Sunday, February 03, 2019

SEARING ANGER AT SEARS

Sears, once an American retail giant, has gone bust. Sears is now a shadow of its former self, having closed almost 3,000 stores and cut more than 250,000 jobs since 2007.

Its top 340 executives were collectively granted a potential $25m in bonuses in December, just months after the firm declared bankruptcy.

Veteran journalist Michelle Celarier has estimated that longtime Sears chairman and former chief executive Eddie Lampert has made nearly $1.4bn (£1.1bn) off his investment in the company, thanks to performance fees, dividends and other payments.
Sears spent millions purchasing its own stock - inflating prices in a win for shareholders such as Lampert, who became chair of the firm in 2005, after arranging its merger with Kmart. Sears later borrowed more than $2bn from his hedge fund, ESL Investments. 
It also sold off parts of the business, including hundreds of properties and the mail-order catalogue Lands End, to companies affiliated with Lampert. 
ESL is now offering to buy Sears out of bankruptcy for $5.2bn. The plan could keep 425 stores open and retain up to 45,000 jobs. "ESL's current bid to 'save' the company is nothing but the final fulfilment of a years-long scheme to deprive Sears and its creditors of assets and its employees of jobs while lining Lampert's and ESL's own pockets," attorneys for a group of unsecured creditors wrote.  They accused Lampert of driving the firm to failure. Lampert will be acquiring the business on the cheap.
Elizabeth Warren slammed Lampert citing the "inherent conflicts of interest'' in the hedge fund manager's takeover of bankrupt Sears Holdings Corp. 
Warren calls Lampert a “practitioner of predatory capitalism” and questions his motive for buying the very retail chain that fell into bankruptcy under his leadership. Lampert’s hedge fund ESL Investment recently won an auction to acquire the bankrupt retailer for $5.2 billion.
“Simply put, it appears that you have enriched yourself while driving the company into bankruptcy,” she wrote.
Eileen Appelbaum, co-director of the Center for Economic and Policy Research in Washington, says those deals limited Sears' ability to invest in the future - just as the need to compete with online shopping made those investments critical.

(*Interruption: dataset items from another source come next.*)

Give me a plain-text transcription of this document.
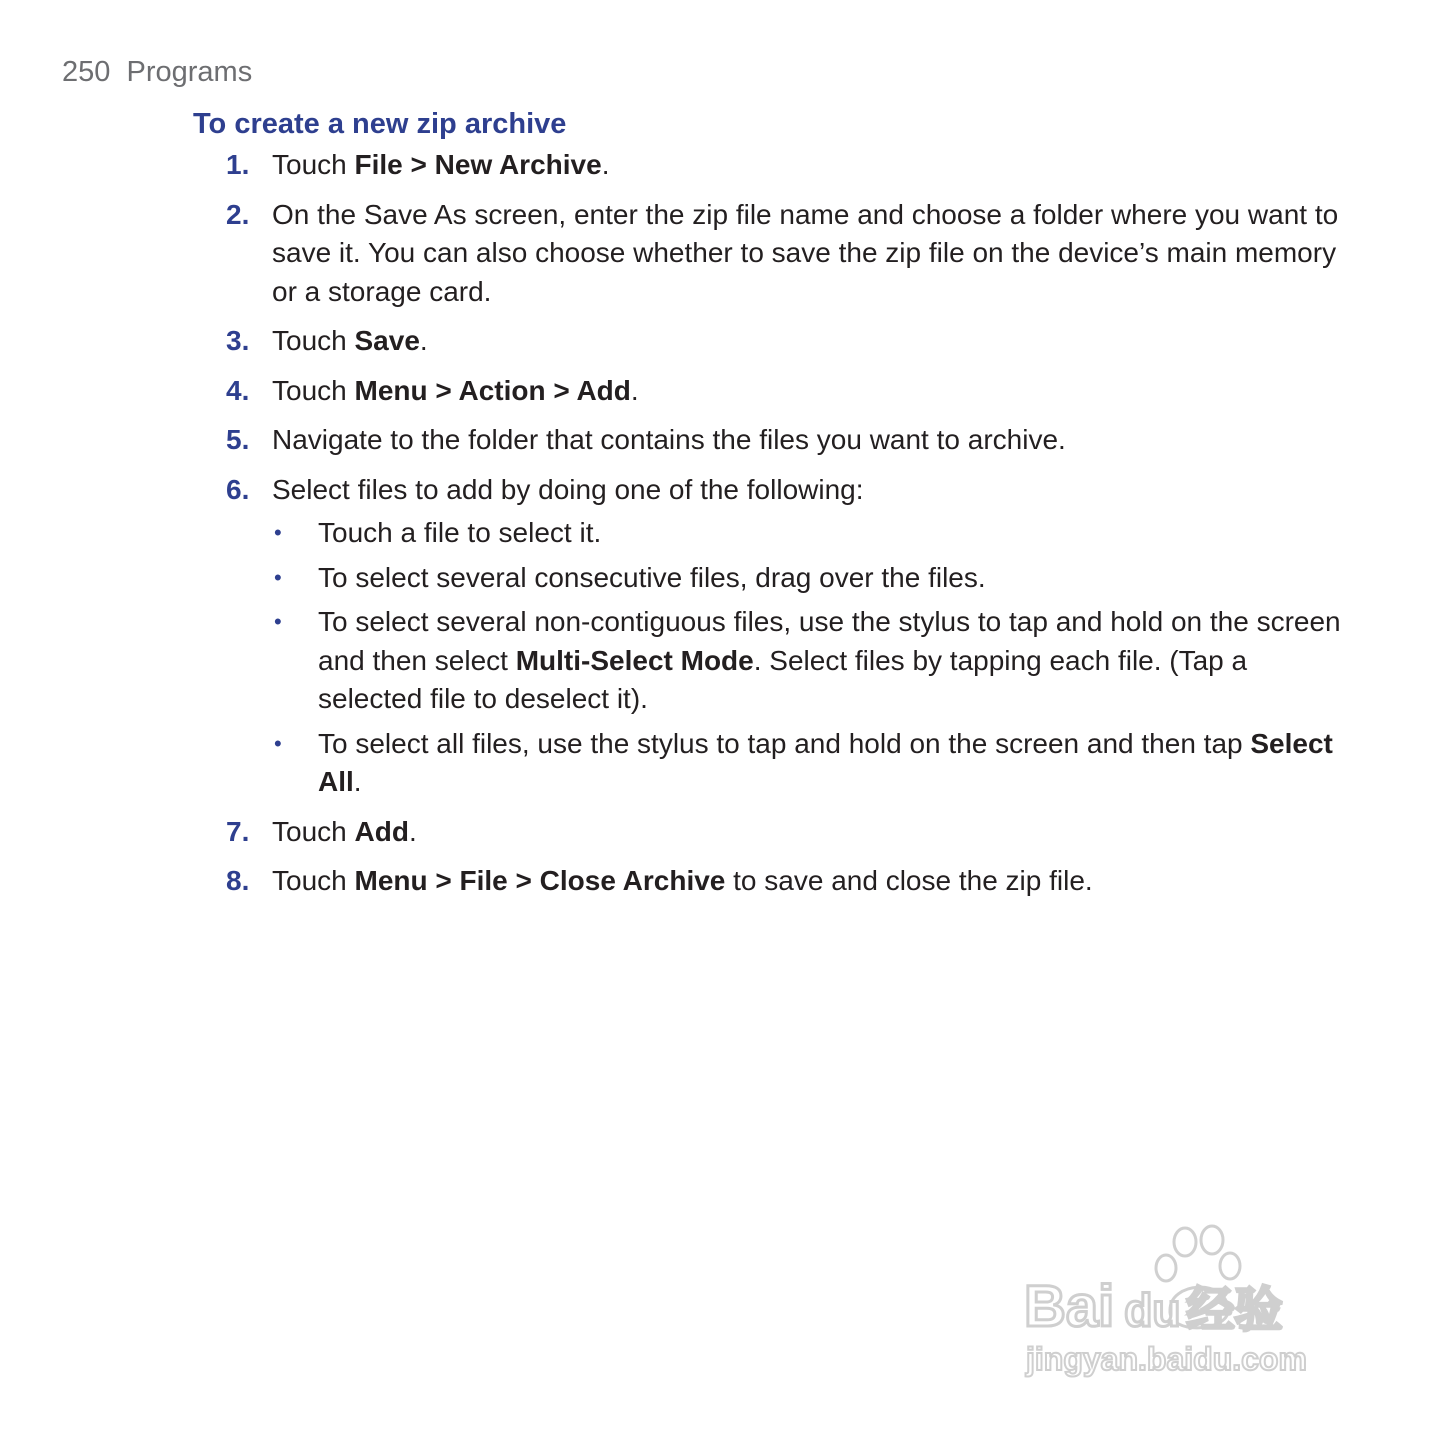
250 Programs
To create a new zip archive
1. Touch File > New Archive.
2. On the Save As screen, enter the zip file name and choose a folder where you want to save it. You can also choose whether to save the zip file on the device’s main memory or a storage card.
3. Touch Save.
4. Touch Menu > Action > Add.
5. Navigate to the folder that contains the files you want to archive.
6. Select files to add by doing one of the following:
•	Touch a file to select it.
•	To select several consecutive files, drag over the files.
•	To select several non-contiguous files, use the stylus to tap and hold on the screen and then select Multi-Select Mode. Select files by tapping each file. (Tap a selected file to deselect it).
•	To select all files, use the stylus to tap and hold on the screen and then tap Select All.
7. Touch Add.
8. Touch Menu > File > Close Archive to save and close the zip file.
Bai du 经验
jingyan.baidu.com
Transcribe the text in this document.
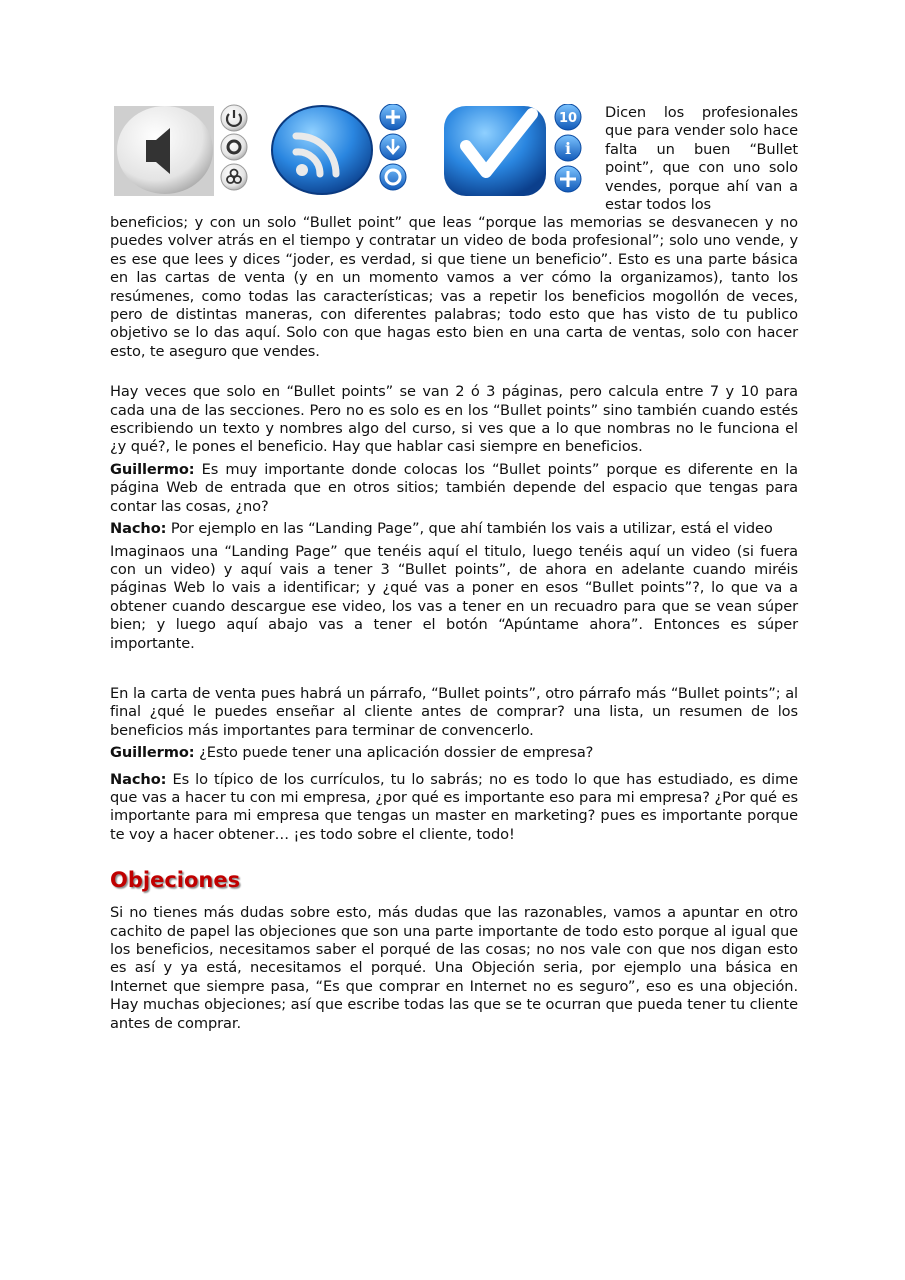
10
i

Dicen los profesionales que para vender solo hace falta un buen “Bullet point”, que con uno solo vendes, porque ahí van a estar todos los

beneficios; y con un solo “Bullet point” que leas “porque las memorias se desvanecen y no puedes volver atrás en el tiempo y contratar un video de boda profesional”; solo uno vende, y es ese que lees y dices “joder, es verdad, si que tiene un beneficio”. Esto es una parte básica en las cartas de venta (y en un momento vamos a ver cómo la organizamos), tanto los resúmenes, como todas las características; vas a repetir los beneficios mogollón de veces, pero de distintas maneras, con diferentes palabras; todo esto que has visto de tu publico objetivo se lo das aquí. Solo con que hagas esto bien en una carta de ventas, solo con hacer esto, te aseguro que vendes.

Hay veces que solo en “Bullet points” se van 2 ó 3 páginas, pero calcula entre 7 y 10 para cada una de las secciones. Pero no es solo es en los “Bullet points” sino también cuando estés escribiendo un texto y nombres algo del curso, si ves que a lo que nombras no le funciona el ¿y qué?, le pones el beneficio. Hay que hablar casi siempre en beneficios.

Guillermo: Es muy importante donde colocas los “Bullet points” porque es diferente en la página Web de entrada que en otros sitios; también depende del espacio que tengas para contar las cosas, ¿no?

Nacho: Por ejemplo en las “Landing Page”, que ahí también los vais a utilizar, está el video

Imaginaos una “Landing Page” que tenéis aquí el titulo, luego tenéis aquí un video (si fuera con un video) y aquí vais a tener 3 “Bullet points”, de ahora en adelante cuando miréis páginas Web lo vais a identificar; y ¿qué vas a poner en esos “Bullet points”?, lo que va a obtener cuando descargue ese video, los vas a tener en un recuadro para que se vean súper bien; y luego aquí abajo vas a tener el botón “Apúntame ahora”. Entonces es súper importante.

En la carta de venta pues habrá un párrafo, “Bullet points”, otro párrafo más “Bullet points”; al final ¿qué le puedes enseñar al cliente antes de comprar? una lista, un resumen de los beneficios más importantes para terminar de convencerlo.

Guillermo: ¿Esto puede tener una aplicación dossier de empresa?

Nacho: Es lo típico de los currículos, tu lo sabrás; no es todo lo que has estudiado, es dime que vas a hacer tu con mi empresa, ¿por qué es importante eso para mi empresa? ¿Por qué es importante para mi empresa que tengas un master en marketing? pues es importante porque te voy a hacer obtener… ¡es todo sobre el cliente, todo!

Objeciones

Si no tienes más dudas sobre esto, más dudas que las razonables, vamos a apuntar en otro cachito de papel las objeciones que son una parte importante de todo esto porque al igual que los beneficios, necesitamos saber el porqué de las cosas; no nos vale con que nos digan esto es así y ya está, necesitamos el porqué. Una Objeción seria, por ejemplo una básica en Internet que siempre pasa, “Es que comprar en Internet no es seguro”, eso es una objeción. Hay muchas objeciones; así que escribe todas las que se te ocurran que pueda tener tu cliente antes de comprar.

That is a pattern seen repeatedly in the recent retail failings, she said. "They want to blame everything that happens on Amazon," she says. "The fact that they have starved these organisations of resources...that's the real story."
The U.S. retail meltdown is far from over.While the collapse of storied merchants like Sears and Toys R Us has left stores shuttered across America. Consumer confidence is slumping. The head of the biggest mall owner in the U.S. cautioned that more retailer bankruptcies are coming. 
"We're heading more and more into a distressed market," said Bobrow, managing director at Wells Fargo Capital Finance. Whitmore, managing director of retail finance, says retailers are laboring under debt levels that "just eclipses anything we saw in the recession."